Dachaihu decoction ameliorates pancreatic fibrosis by inhibiting macrophage infiltration in chronic pancreatitis

Abstract

Aim: To explore the role of macrophages in chronic pancreatitis (CP) and the effect of Dachaihu decoction (DCHD) on pancreatic fibrosis in mice.

Methods: KunMing mice were randomly divided into a control group, CP group, and DCHD group. In the CP and DCHD groups, mice were intraperitoneally injected with 20% L-arginine (3 g/kg twice 1 d/wk for 6 wk). Mice in the DCHD group were administered DCHD intragastrically at a dose of 14 g/kg/d 1 wk after CP induction. At 2 wk, 4 wk and 6 wk post-modeling, the morphology of the pancreas was observed using hematoxylin and eosin, and Masson staining. Interleukin-6 (IL-6) serum levels were assayed using an enzyme-linked immunosorbent assay. Double immunofluorescence staining was performed to observe the co-expression of F4/80 and IL-6 in the pancreas. Inflammatory factors including monocyte chemoattractant protein-1 (MCP-1), macrophage inflammatory protein-1α (MIP-1α) and IL-6 were determined using real time-polymerase chain reaction. Western blot analysis was used to detect fibronectin levels in the pancreas.

Results: Compared with the control group, mice with 20% L-arginine-induced CP had obvious macrophage infiltration and a higher level of fibrosis. IL-6 serum concentrations were significantly increased. Double immunofluorescence staining showed that IL-6 and F4/80 were co-expressed in the pancreas. With the administration of DCHD, the infiltration of macrophages and degree of fibrosis in the pancreas were significantly attenuated; IL-6, MCP-1 and MIP-1α mRNA, and fibronectin levels were reduced.

Conclusion: The dominant role of macrophages in the development of CP was mainly related to IL-6 production. DCHD was effective in ameliorating pancreatic fibrosis by inhibiting macrophage infiltration and inflammatory factor secretion in the pancreas.

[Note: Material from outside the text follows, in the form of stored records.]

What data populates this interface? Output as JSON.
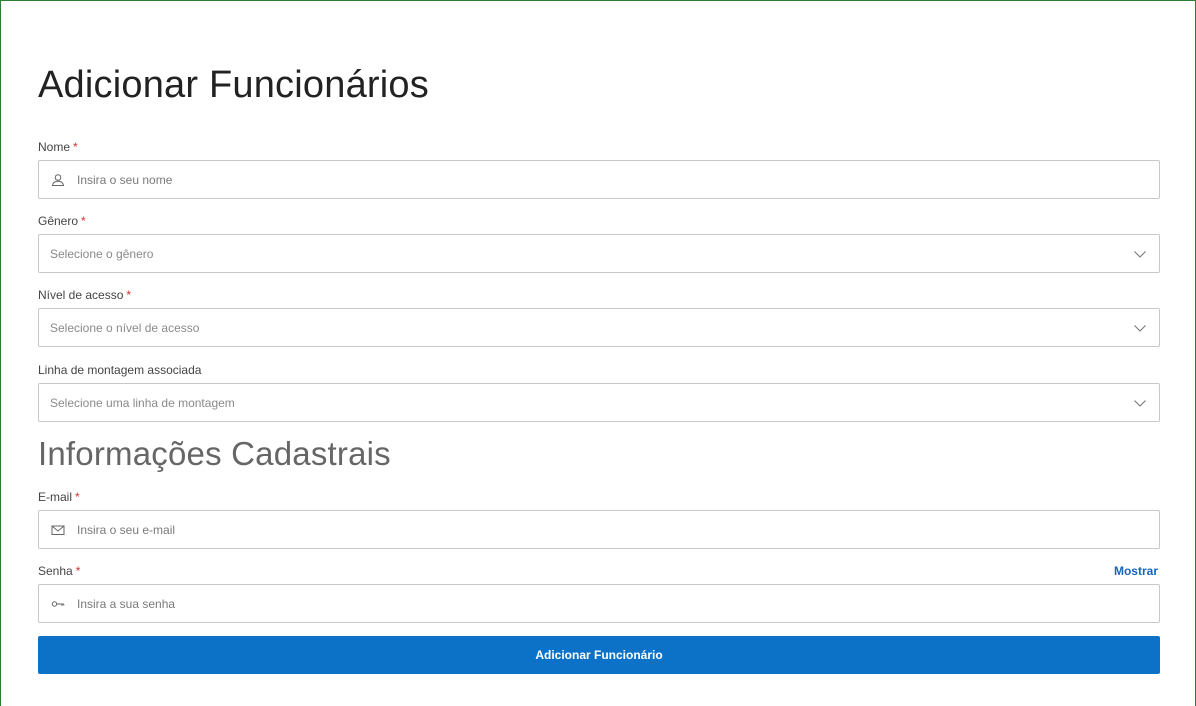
{
  "page": {
    "title": "Adicionar Funcionários",
    "section_title": "Informações Cadastrais"
  },
  "form": {
    "required_mark": "*",
    "nome": {
      "label": "Nome",
      "placeholder": "Insira o seu nome",
      "icon": "user-icon"
    },
    "genero": {
      "label": "Gênero",
      "placeholder": "Selecione o gênero",
      "icon": "chevron-down-icon"
    },
    "nivel": {
      "label": "Nível de acesso",
      "placeholder": "Selecione o nível de acesso",
      "icon": "chevron-down-icon"
    },
    "linha": {
      "label": "Linha de montagem associada",
      "placeholder": "Selecione uma linha de montagem",
      "icon": "chevron-down-icon"
    },
    "email": {
      "label": "E-mail",
      "placeholder": "Insira o seu e-mail",
      "icon": "mail-icon"
    },
    "senha": {
      "label": "Senha",
      "placeholder": "Insira a sua senha",
      "icon": "key-icon",
      "toggle_label": "Mostrar"
    },
    "submit_label": "Adicionar Funcionário"
  },
  "colors": {
    "primary": "#0b72c8",
    "required": "#d32f2f",
    "link": "#1565c0",
    "frame_border": "#2e7d32"
  }
}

Keywords: Dachaihu decoction; Interleukin-6; Macrophages; Pancreatic fibrosis.

Figure 1

Morphological changes and macrophage infiltration in pancreatic sections obtained from mice with chronic pancreatitis induced by L-arginine. A: Pancreatic morphology at different time points of L-arginine induction using hematoxylin and eosin staining (original magnification, × 100); B: Macrophage infiltration in pancreas was detected using immunohistochemistry. Macrophages were stained using an anti-mouse F4/80 antibody (original magnification, × 200).

Figure 2

Interleukin-6 production is related to macrophage infiltration. A: Double immunofluorescent signals from F4/80 and interleukin-6 in L-arginine-induced chronic pancreatitis tissue at different time points (original magnification, × 200); B: Interleukin-6 levels in the sera of mice with chronic pancreatitis. Values are shown as mean ± SD (n = 36). ^aP < 0.05, ^bP < 0.01 vs control.

Figure 3

Dachaihu decoction protects against pancreatic injury and pancreatic fibrosis in mice with chronic pancreatitis. A: Changes in pancreatic morphology at different time points were evaluated by hematoxylin and eosin staining (original magnification, × 100); B: Collagen deposition was detected by Masson staining (original magnification, × 100); C: Ratio of pancreas weight/body weight changes in the different groups; D: The expression of fibronectin in the pancreas following the development of chronic pancreatitis. Values are shown as mean ± SD (n = 9). ^aP < 0.05, ^bP < 0.01 vs control; ^cP < 0.05, ^dP < 0.01 vs CP group.

Figure 4

Dachaihu decoction attenuated macrophage infiltration and interleukin-6 expression in the pancreas. A: Immunohistochemistry of macrophages associated with chronic pancreatitis (original magnification, × 200); B: Interleukin-6 mRNA levels in the pancreas determined by RT-PCR. Values are shown as mean ± SD (n = 9). ^aP < 0.05, ^bP < 0.01 vs control; ^cP < 0.05, ^dP < 0.01 vs CP group.

Figure 5

Effects of Dachaihu decoction on MCP-1 and MIP-1α mRNA levels in the pancreas of mice with chronic pancreatitis. A: MCP-1 mRNA levels in the pancreas as determined by real time-polymerase chain reaction; B: MIP-1α levels in the pancreas as determined by real time-polymerase chain reaction. Values are shown as mean ± SD (n = 9). ^aP < 0.05, ^bP < 0.01 vs control; ^cP < 0.05, ^dP < 0.01 vs CP group.